Brazilians
are world leaders in using biofuels for gasoline. About a quarter of
their automobile fuel consumption comes from sugarcane, which
significantly reduces carbon dioxide emissions that otherwise would be
emitted from using gasoline. Now scientists from the Carnegie
Institution’s Department of Global Ecology have found that sugarcane has
a double benefit. Expansion of the crop in areas previously occupied by
other Brazilian crops cools the local climate. It does so by reflecting
sunlight back into space and by lowering the temperature of the
surrounding air as the plants “exhale” cooler water. The study is
published in the 2nd issue of Nature Climate Change, posted on-line
April 17.
The
research team,* led by Carnegie’s Scott Loarie, is the first to
quantify the direct effects on the climate from sugarcane expansion in
areas of existing crop and pastureland of the cerrado, in central
Brazil.
The
researchers used data from hundreds of satellite images over 733,000
square miles—an area larger than the state of Alaska.
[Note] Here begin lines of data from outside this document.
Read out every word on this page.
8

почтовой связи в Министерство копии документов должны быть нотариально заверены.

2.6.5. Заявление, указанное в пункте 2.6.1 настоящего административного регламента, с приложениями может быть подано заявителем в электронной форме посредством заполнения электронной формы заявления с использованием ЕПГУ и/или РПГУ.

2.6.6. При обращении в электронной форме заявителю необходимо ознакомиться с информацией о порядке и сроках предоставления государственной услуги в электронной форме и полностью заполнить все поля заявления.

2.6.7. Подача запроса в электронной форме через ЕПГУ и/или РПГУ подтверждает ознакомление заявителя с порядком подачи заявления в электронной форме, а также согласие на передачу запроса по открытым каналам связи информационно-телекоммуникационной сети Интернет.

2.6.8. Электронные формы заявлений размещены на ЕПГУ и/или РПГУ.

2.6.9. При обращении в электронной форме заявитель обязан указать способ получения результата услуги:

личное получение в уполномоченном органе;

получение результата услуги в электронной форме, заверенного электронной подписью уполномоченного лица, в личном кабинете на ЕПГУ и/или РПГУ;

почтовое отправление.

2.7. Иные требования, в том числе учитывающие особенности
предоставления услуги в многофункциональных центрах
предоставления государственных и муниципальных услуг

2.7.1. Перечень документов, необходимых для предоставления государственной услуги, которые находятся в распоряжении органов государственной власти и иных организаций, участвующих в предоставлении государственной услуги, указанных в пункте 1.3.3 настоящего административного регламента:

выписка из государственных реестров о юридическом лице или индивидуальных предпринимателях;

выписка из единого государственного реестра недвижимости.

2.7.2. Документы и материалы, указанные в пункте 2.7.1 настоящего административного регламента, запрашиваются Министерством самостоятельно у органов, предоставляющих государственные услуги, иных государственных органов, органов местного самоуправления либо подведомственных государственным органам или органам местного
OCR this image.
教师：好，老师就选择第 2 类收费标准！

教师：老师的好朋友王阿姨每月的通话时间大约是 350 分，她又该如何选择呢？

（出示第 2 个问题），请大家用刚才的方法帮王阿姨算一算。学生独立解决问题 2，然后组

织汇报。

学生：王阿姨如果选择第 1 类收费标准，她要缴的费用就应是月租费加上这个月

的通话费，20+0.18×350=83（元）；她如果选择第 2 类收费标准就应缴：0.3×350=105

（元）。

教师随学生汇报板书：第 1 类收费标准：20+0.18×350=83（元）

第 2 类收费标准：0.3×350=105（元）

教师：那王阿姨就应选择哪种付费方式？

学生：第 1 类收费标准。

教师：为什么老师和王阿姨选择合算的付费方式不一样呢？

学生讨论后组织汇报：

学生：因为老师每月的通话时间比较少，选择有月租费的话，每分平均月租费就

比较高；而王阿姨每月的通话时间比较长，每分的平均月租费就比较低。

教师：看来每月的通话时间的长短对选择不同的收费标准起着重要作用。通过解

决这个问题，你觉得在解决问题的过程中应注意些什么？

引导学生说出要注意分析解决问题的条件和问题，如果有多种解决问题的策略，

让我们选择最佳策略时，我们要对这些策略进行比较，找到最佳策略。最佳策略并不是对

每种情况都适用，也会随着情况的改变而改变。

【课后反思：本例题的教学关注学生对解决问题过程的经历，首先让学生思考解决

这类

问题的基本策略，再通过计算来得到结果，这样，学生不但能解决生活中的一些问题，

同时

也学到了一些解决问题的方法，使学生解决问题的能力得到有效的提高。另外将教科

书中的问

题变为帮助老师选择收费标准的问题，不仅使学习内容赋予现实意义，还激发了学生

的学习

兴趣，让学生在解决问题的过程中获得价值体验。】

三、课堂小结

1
They measured
temperature, reflectivity (also called albedo), and
evapotranspiration—the water loss from the soil and from plants as they
exhale water vapor.
As
Loarie explained: “We found that shifting from natural vegetation to
crops or pasture results in local warming because the plants give off
less beneficial water. But the bamboo-like sugarcane is more reflective
and gives off more water—much like the natural vegetation. It’s a
potential win-win for the climate—using sugarcane to power vehicles
reduces carbon emissions, while growing it lowers the local air
temperature.”
The
scientists found that converting from natural vegetation to
crop/pasture on average warmed the cerrado by 2.79 °F (1.55 °C), but
that subsequent conversion to sugarcane, on average, cooled the
surrounding air by 1.67 °F (0.93°C).
The
researchers emphasize that the beneficial effects are contingent on the
fact sugarcane is grown on areas previously occupied by crops or
pastureland, and not in areas converted from natural vegetation. It is
also important that other crops and pastureland do not move to natural
vegetation areas, which would contribute to deforestation.
So
far most of the thinking about ecosystem effects on climate considers
only impacts from greenhouse gas emissions. But according to coauthor
Greg Asner, “It’s becoming increasingly clear that direct climate
effects on local climate from land-use decisions constitute significant
impacts that need to be considered core elements of human-caused climate
change.”
*Co-authors
on the study are David Lobell of the Program for Food Security and the
Environment at Stanford University, Gregory Asner and Christopher Field
of Carnegie’s Department of Global Ecology, and Qiaozhen Mu of the
University of Montana. The work was made possible through the support of
the Stanford University Global Climate and Energy Project.